Еще говоря это, Вальтер догадался, что случай дал ему повод рассказать Йеттель о разговоре с капитаном и о великом шансе попасть в Германию за счет армии. Надо было только найти верные слова и, прежде всего, мужество, чтобы как можно бережнее сообщить ей: он окончательно решился на дорогу в один конец. На какое-то мгновение ему очень захотелось, несмотря на свой опыт, поддаться иллюзии, что Йеттель поймет его и, может, даже восхитится его прозорливостью. Но он знал, что обманывает себя.
Вальтер знал с того самого дня, когда впервые упомянул о возвращении в Германию, что ему не стоит рассчитывать на понимание со стороны Йеттель. С тех пор из несущественных споров часто разгорались ожесточенные бои, в которых отсутствовали здравый смысл и логика. Ему казалось насмешкой, что при этом он завидовал бескомпромиссности жены. Как часто он и сам сомневался в своей способности перенести боль, которая всегда сверлила бы незаживающие раны.

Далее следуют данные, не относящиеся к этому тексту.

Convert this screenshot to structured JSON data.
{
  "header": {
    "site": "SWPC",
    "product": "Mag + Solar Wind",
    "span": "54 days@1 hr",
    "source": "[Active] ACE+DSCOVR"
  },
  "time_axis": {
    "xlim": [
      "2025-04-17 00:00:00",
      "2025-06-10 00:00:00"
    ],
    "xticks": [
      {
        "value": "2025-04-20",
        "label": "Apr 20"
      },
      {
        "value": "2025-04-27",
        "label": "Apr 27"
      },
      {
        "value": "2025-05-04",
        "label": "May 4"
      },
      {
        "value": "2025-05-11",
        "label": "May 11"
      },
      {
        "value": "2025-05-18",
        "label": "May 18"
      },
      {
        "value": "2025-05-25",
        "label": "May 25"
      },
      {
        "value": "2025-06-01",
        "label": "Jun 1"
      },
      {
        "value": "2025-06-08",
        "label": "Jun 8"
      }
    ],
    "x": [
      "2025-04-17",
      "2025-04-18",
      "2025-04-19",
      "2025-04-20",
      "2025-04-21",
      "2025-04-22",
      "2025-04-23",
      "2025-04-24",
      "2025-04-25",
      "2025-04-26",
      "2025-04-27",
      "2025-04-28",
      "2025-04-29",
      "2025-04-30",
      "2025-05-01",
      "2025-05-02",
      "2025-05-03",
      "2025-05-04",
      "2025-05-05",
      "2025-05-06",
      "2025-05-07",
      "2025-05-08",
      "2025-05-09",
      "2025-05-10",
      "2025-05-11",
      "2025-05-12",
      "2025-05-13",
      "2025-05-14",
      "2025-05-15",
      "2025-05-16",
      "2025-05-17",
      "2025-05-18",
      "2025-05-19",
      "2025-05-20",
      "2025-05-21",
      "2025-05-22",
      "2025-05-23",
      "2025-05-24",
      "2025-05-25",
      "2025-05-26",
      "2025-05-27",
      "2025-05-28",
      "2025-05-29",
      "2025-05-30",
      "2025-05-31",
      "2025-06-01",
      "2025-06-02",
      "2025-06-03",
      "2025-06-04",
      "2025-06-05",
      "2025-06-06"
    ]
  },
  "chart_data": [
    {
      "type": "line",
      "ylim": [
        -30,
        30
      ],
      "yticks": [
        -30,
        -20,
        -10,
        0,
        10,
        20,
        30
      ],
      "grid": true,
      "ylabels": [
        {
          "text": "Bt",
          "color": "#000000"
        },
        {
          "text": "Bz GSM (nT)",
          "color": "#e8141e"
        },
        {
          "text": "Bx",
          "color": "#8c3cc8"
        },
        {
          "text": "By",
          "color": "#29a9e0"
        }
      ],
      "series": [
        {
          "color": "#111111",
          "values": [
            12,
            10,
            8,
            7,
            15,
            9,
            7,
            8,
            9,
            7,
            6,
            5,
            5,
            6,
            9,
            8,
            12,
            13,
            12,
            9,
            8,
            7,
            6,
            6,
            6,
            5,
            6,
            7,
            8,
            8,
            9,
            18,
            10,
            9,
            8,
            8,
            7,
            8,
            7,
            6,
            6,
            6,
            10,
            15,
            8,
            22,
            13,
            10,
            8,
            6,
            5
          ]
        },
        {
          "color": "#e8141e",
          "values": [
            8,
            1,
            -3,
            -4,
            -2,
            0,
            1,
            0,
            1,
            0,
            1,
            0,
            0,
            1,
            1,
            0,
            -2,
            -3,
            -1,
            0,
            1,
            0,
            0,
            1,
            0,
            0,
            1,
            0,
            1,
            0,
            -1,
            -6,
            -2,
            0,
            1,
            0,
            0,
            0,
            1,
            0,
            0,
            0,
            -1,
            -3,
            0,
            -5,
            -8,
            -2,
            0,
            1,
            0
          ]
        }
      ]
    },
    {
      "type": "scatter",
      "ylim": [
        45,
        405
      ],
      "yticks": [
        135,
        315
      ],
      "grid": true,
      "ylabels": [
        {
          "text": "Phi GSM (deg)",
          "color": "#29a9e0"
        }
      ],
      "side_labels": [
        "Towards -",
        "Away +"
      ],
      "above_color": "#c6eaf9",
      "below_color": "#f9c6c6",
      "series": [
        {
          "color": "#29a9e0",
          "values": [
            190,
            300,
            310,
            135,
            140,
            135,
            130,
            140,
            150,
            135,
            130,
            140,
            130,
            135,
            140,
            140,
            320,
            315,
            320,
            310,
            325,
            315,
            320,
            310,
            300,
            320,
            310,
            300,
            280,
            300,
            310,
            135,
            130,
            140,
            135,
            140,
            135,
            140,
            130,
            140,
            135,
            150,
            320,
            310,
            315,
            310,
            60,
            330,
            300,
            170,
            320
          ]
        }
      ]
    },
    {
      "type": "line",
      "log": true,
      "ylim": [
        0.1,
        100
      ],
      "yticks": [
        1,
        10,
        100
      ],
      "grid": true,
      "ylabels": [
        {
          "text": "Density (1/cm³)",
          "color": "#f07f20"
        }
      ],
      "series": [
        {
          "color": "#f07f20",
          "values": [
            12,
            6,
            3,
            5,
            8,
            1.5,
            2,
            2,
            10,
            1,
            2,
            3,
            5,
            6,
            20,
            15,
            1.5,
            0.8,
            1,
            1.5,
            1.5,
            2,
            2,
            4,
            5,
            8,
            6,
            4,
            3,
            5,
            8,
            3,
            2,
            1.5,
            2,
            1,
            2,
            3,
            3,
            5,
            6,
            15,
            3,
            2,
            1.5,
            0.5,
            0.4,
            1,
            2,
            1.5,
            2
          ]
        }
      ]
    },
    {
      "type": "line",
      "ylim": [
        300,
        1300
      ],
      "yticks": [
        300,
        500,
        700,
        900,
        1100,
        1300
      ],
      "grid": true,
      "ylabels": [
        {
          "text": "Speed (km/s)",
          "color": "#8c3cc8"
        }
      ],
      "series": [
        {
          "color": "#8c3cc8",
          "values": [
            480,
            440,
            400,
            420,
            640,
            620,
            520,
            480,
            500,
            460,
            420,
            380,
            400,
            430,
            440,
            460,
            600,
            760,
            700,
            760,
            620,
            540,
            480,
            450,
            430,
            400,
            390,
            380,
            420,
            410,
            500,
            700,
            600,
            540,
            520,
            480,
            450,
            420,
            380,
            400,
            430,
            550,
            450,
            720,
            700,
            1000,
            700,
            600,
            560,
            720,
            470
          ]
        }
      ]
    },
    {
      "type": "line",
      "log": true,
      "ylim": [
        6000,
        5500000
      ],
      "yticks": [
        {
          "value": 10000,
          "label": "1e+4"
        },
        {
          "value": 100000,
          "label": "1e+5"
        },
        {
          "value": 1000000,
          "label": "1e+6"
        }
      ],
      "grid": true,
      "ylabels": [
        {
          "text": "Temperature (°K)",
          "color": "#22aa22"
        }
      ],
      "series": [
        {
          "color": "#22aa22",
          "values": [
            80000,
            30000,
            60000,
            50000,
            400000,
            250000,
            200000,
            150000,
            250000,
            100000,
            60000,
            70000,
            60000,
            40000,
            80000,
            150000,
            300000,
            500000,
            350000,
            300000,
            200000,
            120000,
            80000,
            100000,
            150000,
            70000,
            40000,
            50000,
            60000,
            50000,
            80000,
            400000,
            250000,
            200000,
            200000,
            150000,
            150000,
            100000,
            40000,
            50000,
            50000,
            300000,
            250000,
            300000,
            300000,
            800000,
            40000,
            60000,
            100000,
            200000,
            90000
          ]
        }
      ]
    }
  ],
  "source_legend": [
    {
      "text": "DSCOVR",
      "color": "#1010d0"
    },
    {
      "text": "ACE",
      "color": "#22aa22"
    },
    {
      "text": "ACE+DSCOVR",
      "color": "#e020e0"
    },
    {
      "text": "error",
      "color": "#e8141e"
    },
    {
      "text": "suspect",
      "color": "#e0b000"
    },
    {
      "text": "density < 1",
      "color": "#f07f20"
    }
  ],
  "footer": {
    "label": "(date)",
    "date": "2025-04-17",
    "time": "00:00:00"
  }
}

Но каждый раз, перепроверяя причины своего решения, убеждался, что для него нет другого пути, как вернуться к своему языку, своим корням и своей профессии. Ему было достаточно только представить себе жизнь на ферме, как сразу становилось ясно, что он хочет и должен вернуться в Германию, как бы ни был мучителен путь туда.
Йеттель думала по-другому. Она была довольна жизнью среди людей, которым хватало ненависти к Германии, чтобы воспринимать настоящее как счастье, которое только и пристало спасшимся из ада. Ей не нужно было ничего другого, кроме уверенности, что другие думают, как она; она всегда противилась изменениям. Как противилась и отъезду в Африку, когда каждый день промедления означал смертельную угрозу.